O texto possui 14 signatários, dentre eles Ciro Gomes (PDT); Guilherme Boulos (PSOL); Fernando Haddad (PT) e o governador do Maranhão, Flávio Dino (PCdoB).

No manifesto ‘O BRASIL NÃO PODE SER DESTRUÍDO POR BOLSONARO’, que foi divulgado pela jornalista Mônica Bergamo, da Folha de S. Paulo, o presidente é acusado de ser “o maior obstáculo à tomada de decisões urgentes para reduzir a evolução do contágio, salvar vidas e garantir a renda das famílias, o emprego e as empresas”.

Mais uma vez, assim como aconteceu em todos os governos não considerados de esquerda desde a redemocratização, o PT e seus satélites agem de maneira oportunista e pedem a queda de um presidente que foi democraticamente eleito.

No documento, os signatários também defendem a taxação sobre grandes fortunas e empréstimos compulsórios para cobrir os gastos com a saúde durante a pandemia do coronavírus.

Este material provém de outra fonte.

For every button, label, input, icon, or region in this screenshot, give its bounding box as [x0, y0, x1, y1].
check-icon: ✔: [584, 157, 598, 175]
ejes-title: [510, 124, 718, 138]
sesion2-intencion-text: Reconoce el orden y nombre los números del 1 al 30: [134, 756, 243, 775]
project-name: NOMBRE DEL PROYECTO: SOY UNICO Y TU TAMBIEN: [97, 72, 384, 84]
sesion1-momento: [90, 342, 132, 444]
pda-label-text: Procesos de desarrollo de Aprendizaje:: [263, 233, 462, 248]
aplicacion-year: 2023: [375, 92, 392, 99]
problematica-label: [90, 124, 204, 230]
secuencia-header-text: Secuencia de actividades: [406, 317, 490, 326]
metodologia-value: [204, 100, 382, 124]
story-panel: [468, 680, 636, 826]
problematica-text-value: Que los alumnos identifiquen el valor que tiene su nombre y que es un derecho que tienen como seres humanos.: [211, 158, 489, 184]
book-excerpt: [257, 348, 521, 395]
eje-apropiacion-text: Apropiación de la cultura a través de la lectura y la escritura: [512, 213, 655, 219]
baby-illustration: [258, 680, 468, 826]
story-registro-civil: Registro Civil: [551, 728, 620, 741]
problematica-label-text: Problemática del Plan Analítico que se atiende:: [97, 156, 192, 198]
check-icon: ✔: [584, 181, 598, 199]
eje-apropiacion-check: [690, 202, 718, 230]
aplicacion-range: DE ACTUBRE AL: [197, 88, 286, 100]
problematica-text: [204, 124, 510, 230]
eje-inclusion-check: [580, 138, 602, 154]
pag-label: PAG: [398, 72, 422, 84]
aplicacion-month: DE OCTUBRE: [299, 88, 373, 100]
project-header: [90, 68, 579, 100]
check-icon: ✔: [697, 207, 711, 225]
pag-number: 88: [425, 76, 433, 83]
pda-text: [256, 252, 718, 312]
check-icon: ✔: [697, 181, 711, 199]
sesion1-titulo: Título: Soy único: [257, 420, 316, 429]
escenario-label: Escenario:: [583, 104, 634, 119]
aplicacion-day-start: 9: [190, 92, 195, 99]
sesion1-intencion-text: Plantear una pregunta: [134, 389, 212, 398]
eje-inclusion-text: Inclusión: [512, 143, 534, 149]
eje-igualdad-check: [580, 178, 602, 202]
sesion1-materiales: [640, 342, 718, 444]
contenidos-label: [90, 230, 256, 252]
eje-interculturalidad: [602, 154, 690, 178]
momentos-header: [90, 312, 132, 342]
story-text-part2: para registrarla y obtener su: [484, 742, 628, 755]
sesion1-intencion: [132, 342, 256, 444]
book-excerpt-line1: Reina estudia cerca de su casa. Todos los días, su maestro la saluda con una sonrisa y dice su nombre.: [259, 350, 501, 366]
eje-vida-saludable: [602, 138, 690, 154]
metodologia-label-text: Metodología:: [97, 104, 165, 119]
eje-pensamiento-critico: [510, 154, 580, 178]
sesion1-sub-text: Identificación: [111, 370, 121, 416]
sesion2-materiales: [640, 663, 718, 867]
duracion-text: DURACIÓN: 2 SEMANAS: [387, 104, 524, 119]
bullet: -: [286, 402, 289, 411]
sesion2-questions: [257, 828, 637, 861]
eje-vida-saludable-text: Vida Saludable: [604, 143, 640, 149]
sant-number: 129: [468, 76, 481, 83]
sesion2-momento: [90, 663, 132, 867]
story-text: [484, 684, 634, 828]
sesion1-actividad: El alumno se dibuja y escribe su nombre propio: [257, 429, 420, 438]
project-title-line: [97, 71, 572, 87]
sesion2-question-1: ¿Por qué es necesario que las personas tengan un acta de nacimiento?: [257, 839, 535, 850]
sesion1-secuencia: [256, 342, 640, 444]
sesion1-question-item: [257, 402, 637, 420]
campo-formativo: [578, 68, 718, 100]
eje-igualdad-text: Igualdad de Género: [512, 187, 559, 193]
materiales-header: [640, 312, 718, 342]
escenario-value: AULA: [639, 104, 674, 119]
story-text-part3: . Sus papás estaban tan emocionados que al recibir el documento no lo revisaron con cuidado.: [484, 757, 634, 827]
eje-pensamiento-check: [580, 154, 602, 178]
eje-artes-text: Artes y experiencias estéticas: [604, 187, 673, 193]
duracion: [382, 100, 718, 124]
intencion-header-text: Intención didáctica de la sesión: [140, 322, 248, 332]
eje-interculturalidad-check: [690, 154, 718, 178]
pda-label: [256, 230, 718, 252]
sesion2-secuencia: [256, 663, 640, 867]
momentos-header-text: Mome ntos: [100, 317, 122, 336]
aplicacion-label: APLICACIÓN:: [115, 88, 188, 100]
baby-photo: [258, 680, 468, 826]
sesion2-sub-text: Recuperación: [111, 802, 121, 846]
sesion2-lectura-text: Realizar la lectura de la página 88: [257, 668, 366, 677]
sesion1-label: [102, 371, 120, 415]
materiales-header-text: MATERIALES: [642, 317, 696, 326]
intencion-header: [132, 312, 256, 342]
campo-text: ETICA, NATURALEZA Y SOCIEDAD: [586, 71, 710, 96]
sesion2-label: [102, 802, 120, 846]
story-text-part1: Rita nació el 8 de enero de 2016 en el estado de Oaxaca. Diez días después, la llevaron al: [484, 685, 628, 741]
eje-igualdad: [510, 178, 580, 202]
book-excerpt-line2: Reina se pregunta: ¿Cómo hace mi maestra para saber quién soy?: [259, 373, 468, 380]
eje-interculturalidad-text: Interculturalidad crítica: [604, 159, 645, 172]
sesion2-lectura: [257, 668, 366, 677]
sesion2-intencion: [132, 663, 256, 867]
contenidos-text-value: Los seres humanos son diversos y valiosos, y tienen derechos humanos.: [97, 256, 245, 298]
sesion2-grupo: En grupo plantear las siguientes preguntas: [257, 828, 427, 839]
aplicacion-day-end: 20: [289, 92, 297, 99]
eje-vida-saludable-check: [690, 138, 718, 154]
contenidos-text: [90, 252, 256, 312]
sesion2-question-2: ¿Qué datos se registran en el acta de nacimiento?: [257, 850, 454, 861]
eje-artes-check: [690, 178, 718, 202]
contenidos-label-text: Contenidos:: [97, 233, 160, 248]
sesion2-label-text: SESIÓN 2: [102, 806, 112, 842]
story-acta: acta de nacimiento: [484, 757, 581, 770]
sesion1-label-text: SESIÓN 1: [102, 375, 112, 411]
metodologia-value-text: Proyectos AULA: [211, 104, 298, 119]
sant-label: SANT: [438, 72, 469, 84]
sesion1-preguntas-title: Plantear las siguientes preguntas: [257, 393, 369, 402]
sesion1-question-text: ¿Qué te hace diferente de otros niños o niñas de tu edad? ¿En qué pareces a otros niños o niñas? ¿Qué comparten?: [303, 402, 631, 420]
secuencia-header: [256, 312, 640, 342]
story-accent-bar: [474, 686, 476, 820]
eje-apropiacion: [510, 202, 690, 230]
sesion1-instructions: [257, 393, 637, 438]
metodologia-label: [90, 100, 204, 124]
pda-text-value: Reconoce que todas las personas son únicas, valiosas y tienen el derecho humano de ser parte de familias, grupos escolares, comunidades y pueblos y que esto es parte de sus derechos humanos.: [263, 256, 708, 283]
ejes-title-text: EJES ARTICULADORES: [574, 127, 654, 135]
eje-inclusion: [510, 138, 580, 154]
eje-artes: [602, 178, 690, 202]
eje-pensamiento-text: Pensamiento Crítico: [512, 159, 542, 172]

Chama a atenção como a esquerda brasileira não consegue sair da mesma tecla e continua com o fetiche de sobretaxar o patrimônio alheio e outras medidas antiliberais.

Os assinantes, que se denominam “forças políticas populares e democráticas”, ainda pedem o fim do “projeto neoliberal” e que o presidente tenha a “grandeza” de renunciar: “que seria o gesto menos custoso para permitir uma saída democrática ao país”.

No último sábado, 28, o PT encaminhou uma petição à Comissão Interamericana de Direitos Humanos, vinculada à Organização dos Estados Americanos (OEA). No documento, os petistas pedem que o presidente seja denunciado por conduta “criminosa”. Será que na petição lembraram de mencionar que o líder do partido é um ex-presidiário, condenado à prisão em duas instâncias?

Se hoje o país se defronta com a triste realidade da escassez de leitos de UTIs e equipamentos hospitalares para combater a crise do coronavírus, não se pode esquecer quem governou o Brasil nos últimos treze anos. O sistema de saúde brasileiro seria menos deficitário se, ao invés de construir estádios a rodo pelo país, os investimentos fossem canalizados para suprir as necessidades de hospitais e equipamentos médicos. Só para se ter uma ideia, calcula-se que o custo final de cada um dos assentos do estádio Mané Garrincha tenha sido de US$ 11.400,00. Ou seja, cada assento permitiria comprar um ventilador pulmonar.

Diante dos fatos, quem é mesmo “o maior obstáculo à tomada de decisões para salvar vidas”?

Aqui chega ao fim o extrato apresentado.